Atreyu seguía teniendo la cabeza baja. Lo que Ygrámul decía era verdad. Así pues, no podía salvar al dragón de la suerte. Sus propios deseos no contaban.

Se irguió y dijo:

—¡Haz lo que me has propuesto!

Con la rapidez del relámpago, la nube azul acerada cayó sobre él, rodeándolo por todas partes. Atreyu sintió un furioso dolor en el hombro izquierdo y sólo pensó: «¡Al Oráculo del Sur!».

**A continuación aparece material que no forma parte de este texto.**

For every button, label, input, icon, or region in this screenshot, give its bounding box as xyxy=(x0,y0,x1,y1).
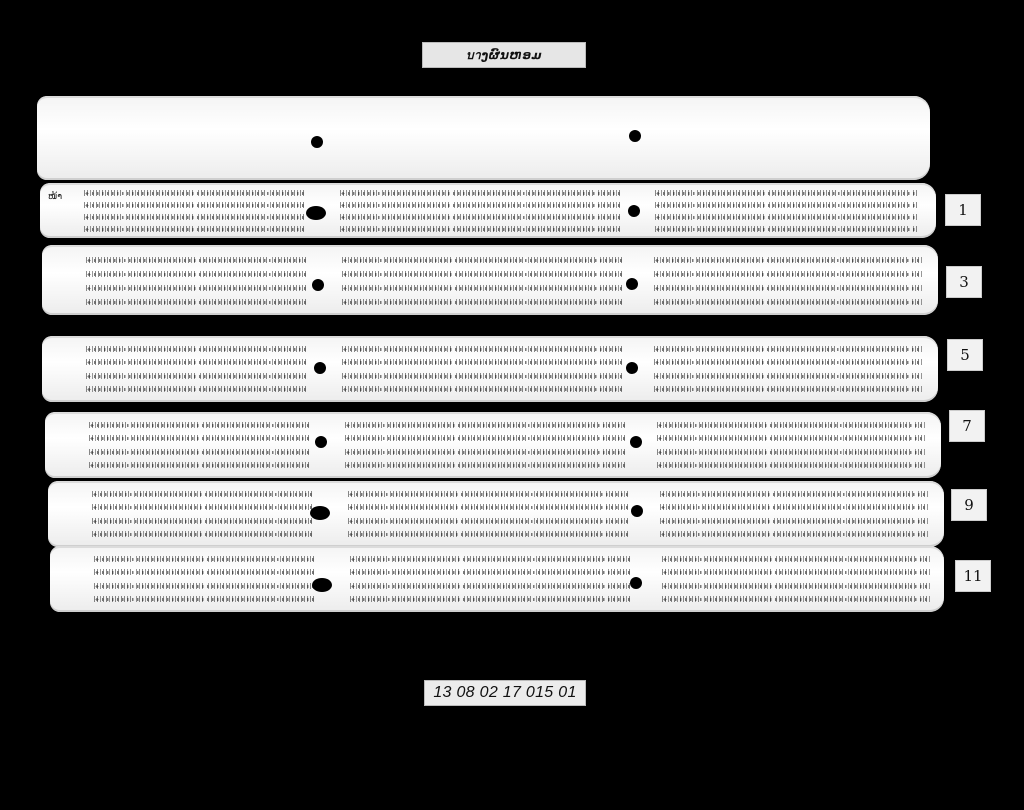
script-line xyxy=(654,371,922,381)
script-line xyxy=(655,188,917,198)
script-line xyxy=(94,581,316,591)
binding-hole-right xyxy=(626,278,638,290)
text-lines-left xyxy=(84,188,306,234)
script-line xyxy=(350,554,630,564)
text-lines-center xyxy=(342,344,622,394)
script-line xyxy=(84,212,306,222)
binding-hole-left xyxy=(311,136,323,148)
manuscript-title-label: บาງຜົນຫອມ xyxy=(422,42,586,68)
binding-hole-right xyxy=(630,436,642,448)
script-line xyxy=(654,255,922,265)
script-line xyxy=(340,212,620,222)
text-lines-center xyxy=(342,255,622,307)
text-lines-center xyxy=(340,188,620,234)
script-line xyxy=(350,567,630,577)
script-line xyxy=(657,433,925,443)
page-number-label: 11 xyxy=(955,560,991,592)
script-line xyxy=(654,297,922,307)
page-number-label: 1 xyxy=(945,194,981,226)
palm-leaf-page-7 xyxy=(45,412,941,478)
binding-hole-left xyxy=(306,206,326,220)
script-line xyxy=(92,516,314,526)
binding-hole-left xyxy=(312,279,324,291)
script-line xyxy=(345,460,625,470)
script-line xyxy=(345,420,625,430)
binding-hole-right xyxy=(630,577,642,589)
script-line xyxy=(340,188,620,198)
binding-hole-left xyxy=(312,578,332,592)
script-line xyxy=(654,344,922,354)
script-line xyxy=(86,371,308,381)
script-line xyxy=(655,224,917,234)
text-lines-right xyxy=(654,344,922,394)
page-number-label: 7 xyxy=(949,410,985,442)
script-line xyxy=(340,224,620,234)
text-lines-right xyxy=(662,554,930,604)
binding-hole-right xyxy=(628,205,640,217)
page-number-label: 3 xyxy=(946,266,982,298)
script-line xyxy=(662,567,930,577)
text-lines-left xyxy=(86,344,308,394)
binding-hole-left xyxy=(314,362,326,374)
palm-leaf-page-9 xyxy=(48,481,944,547)
script-line xyxy=(348,502,628,512)
script-line xyxy=(84,200,306,210)
script-line xyxy=(89,420,311,430)
text-lines-right xyxy=(657,420,925,470)
script-line xyxy=(654,269,922,279)
binding-hole-left xyxy=(310,506,330,520)
script-line xyxy=(84,224,306,234)
script-line xyxy=(662,554,930,564)
script-line xyxy=(662,581,930,591)
script-line xyxy=(660,502,928,512)
page-number-label: 5 xyxy=(947,339,983,371)
script-line xyxy=(657,420,925,430)
script-line xyxy=(654,283,922,293)
script-line xyxy=(662,594,930,604)
script-line xyxy=(342,297,622,307)
binding-hole-right xyxy=(626,362,638,374)
text-lines-left xyxy=(86,255,308,307)
text-lines-center xyxy=(350,554,630,604)
script-line xyxy=(660,516,928,526)
text-lines-right xyxy=(654,255,922,307)
script-line xyxy=(655,212,917,222)
text-lines-left xyxy=(92,489,314,539)
binding-hole-right xyxy=(631,505,643,517)
text-lines-left xyxy=(94,554,316,604)
script-line xyxy=(342,344,622,354)
palm-leaf-page-1: ໜ້າ xyxy=(40,183,936,238)
palm-leaf-page-5 xyxy=(42,336,938,402)
script-line xyxy=(657,460,925,470)
script-line xyxy=(657,447,925,457)
binding-hole-left xyxy=(315,436,327,448)
script-line xyxy=(89,447,311,457)
script-line xyxy=(654,384,922,394)
text-lines-right xyxy=(660,489,928,539)
script-line xyxy=(655,200,917,210)
text-lines-center xyxy=(348,489,628,539)
binding-hole-right xyxy=(629,130,641,142)
script-line xyxy=(345,447,625,457)
palm-leaf-blank-cover xyxy=(37,96,930,180)
script-line xyxy=(86,297,308,307)
script-line xyxy=(342,283,622,293)
script-line xyxy=(86,384,308,394)
script-line xyxy=(342,269,622,279)
script-line xyxy=(660,529,928,539)
script-line xyxy=(342,371,622,381)
script-line xyxy=(348,516,628,526)
script-line xyxy=(86,283,308,293)
palm-leaf-page-3 xyxy=(42,245,938,315)
script-line xyxy=(340,200,620,210)
script-line xyxy=(94,554,316,564)
script-line xyxy=(348,529,628,539)
archive-id-label: 13 08 02 17 015 01 xyxy=(424,680,586,706)
script-line xyxy=(89,460,311,470)
page-number-label: 9 xyxy=(951,489,987,521)
script-line xyxy=(84,188,306,198)
script-line xyxy=(94,567,316,577)
script-line xyxy=(92,489,314,499)
text-lines-right xyxy=(655,188,917,234)
script-line xyxy=(94,594,316,604)
script-line xyxy=(342,357,622,367)
script-line xyxy=(660,489,928,499)
text-lines-left xyxy=(89,420,311,470)
script-line xyxy=(342,255,622,265)
script-line xyxy=(92,502,314,512)
script-line xyxy=(350,581,630,591)
script-line xyxy=(86,269,308,279)
margin-note: ໜ້າ xyxy=(48,192,62,202)
palm-leaf-page-11 xyxy=(50,546,944,612)
script-line xyxy=(345,433,625,443)
script-line xyxy=(342,384,622,394)
script-line xyxy=(92,529,314,539)
script-line xyxy=(348,489,628,499)
text-lines-center xyxy=(345,420,625,470)
script-line xyxy=(86,357,308,367)
script-line xyxy=(86,255,308,265)
script-line xyxy=(350,594,630,604)
script-line xyxy=(89,433,311,443)
script-line xyxy=(654,357,922,367)
script-line xyxy=(86,344,308,354)
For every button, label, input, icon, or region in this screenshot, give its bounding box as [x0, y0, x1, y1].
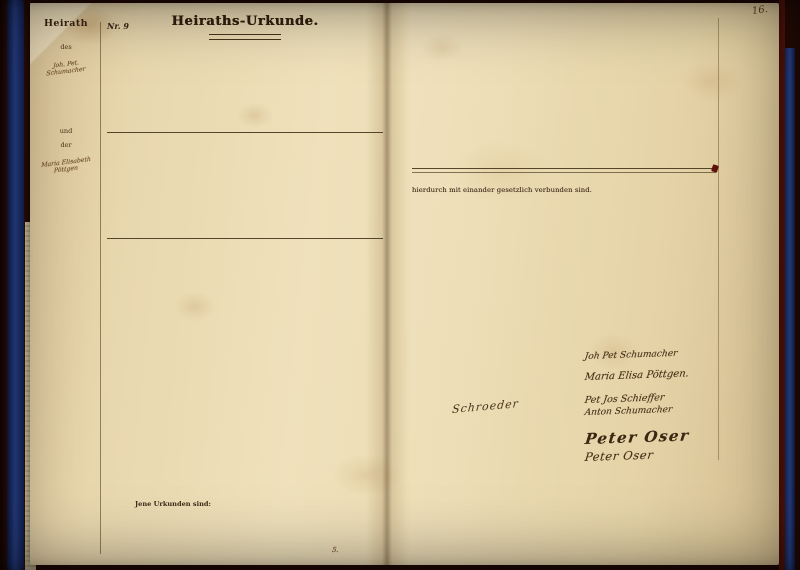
- left-page: Heirath des Joh. Pet. Schumacher und der…: [36, 8, 382, 562]
- separator-rule: [107, 132, 383, 133]
- signature: Peter Oser: [584, 445, 716, 464]
- margin-heading: Heirath: [36, 18, 96, 29]
- signature: Peter Oser: [584, 425, 717, 448]
- signature: Maria Elisa Pöttgen.: [584, 367, 716, 383]
- page-number: 16.: [751, 4, 768, 17]
- title-underline: [209, 34, 281, 40]
- margin-divider-rule: [100, 22, 101, 554]
- signature-column: Joh Pet Schumacher Maria Elisa Pöttgen. …: [584, 352, 714, 464]
- book-cover-blue-strip-right: [785, 48, 795, 570]
- margin-word-und: und: [36, 127, 96, 135]
- margin-annotation: Heirath des Joh. Pet. Schumacher und der…: [36, 18, 96, 175]
- signature: Joh Pet Schumacher: [584, 347, 716, 362]
- right-margin-rule: [718, 18, 719, 460]
- margin-groom-name: Joh. Pet. Schumacher: [36, 57, 96, 78]
- left-page-foot-mark: 5.: [331, 546, 339, 554]
- separator-rule: [107, 238, 383, 239]
- right-page: hierdurch mit einander gesetzlich verbun…: [412, 8, 716, 562]
- margin-bride-name: Maria Elisabeth Pöttgen: [36, 155, 96, 176]
- margin-word-der: der: [36, 141, 96, 149]
- documents-caption: Jene Urkunden sind:: [107, 500, 411, 508]
- declaration-rule: [412, 168, 716, 173]
- document-title: Heiraths-Urkunde.: [107, 14, 383, 29]
- official-signature: Schroeder: [452, 397, 520, 416]
- margin-word-des: des: [36, 43, 96, 51]
- married-statement: hierdurch mit einander gesetzlich verbun…: [412, 186, 592, 194]
- book-photo: Heirath des Joh. Pet. Schumacher und der…: [0, 0, 800, 570]
- signature: Anton Schumacher: [584, 403, 716, 418]
- book-cover-blue-strip: [7, 0, 24, 570]
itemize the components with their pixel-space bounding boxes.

Luego la vista se le nubló.

Cuando, poco después, el lobo llegó a aquel lugar, vio la enorme tela de araña… pero a nadie más. El rastro que había seguido hasta entonces se interrumpía bruscamente y, a pesar de todos sus esfuerzos, no pudo volver a encontrarlo.

Bastián se interrumpió. Se sentía mal, como si él mismo tuviera el veneno de Ygrámul en el cuerpo.

—Gracias a Dios —dijo para sí en voz baja— que no estoy en Fantasia. Esos monstruos, por suerte, no existen en la realidad. Al fin y al cabo, se trata sólo de una historia.

Pero ¿de verdad era sólo una historia? ¿Cómo era posible entonces que Ygrámul —y probablemente también Atreyu— hubiera oído el grito de espanto de Bastián?

Poco a poco, aquel libro empezaba a resultarle siniestro.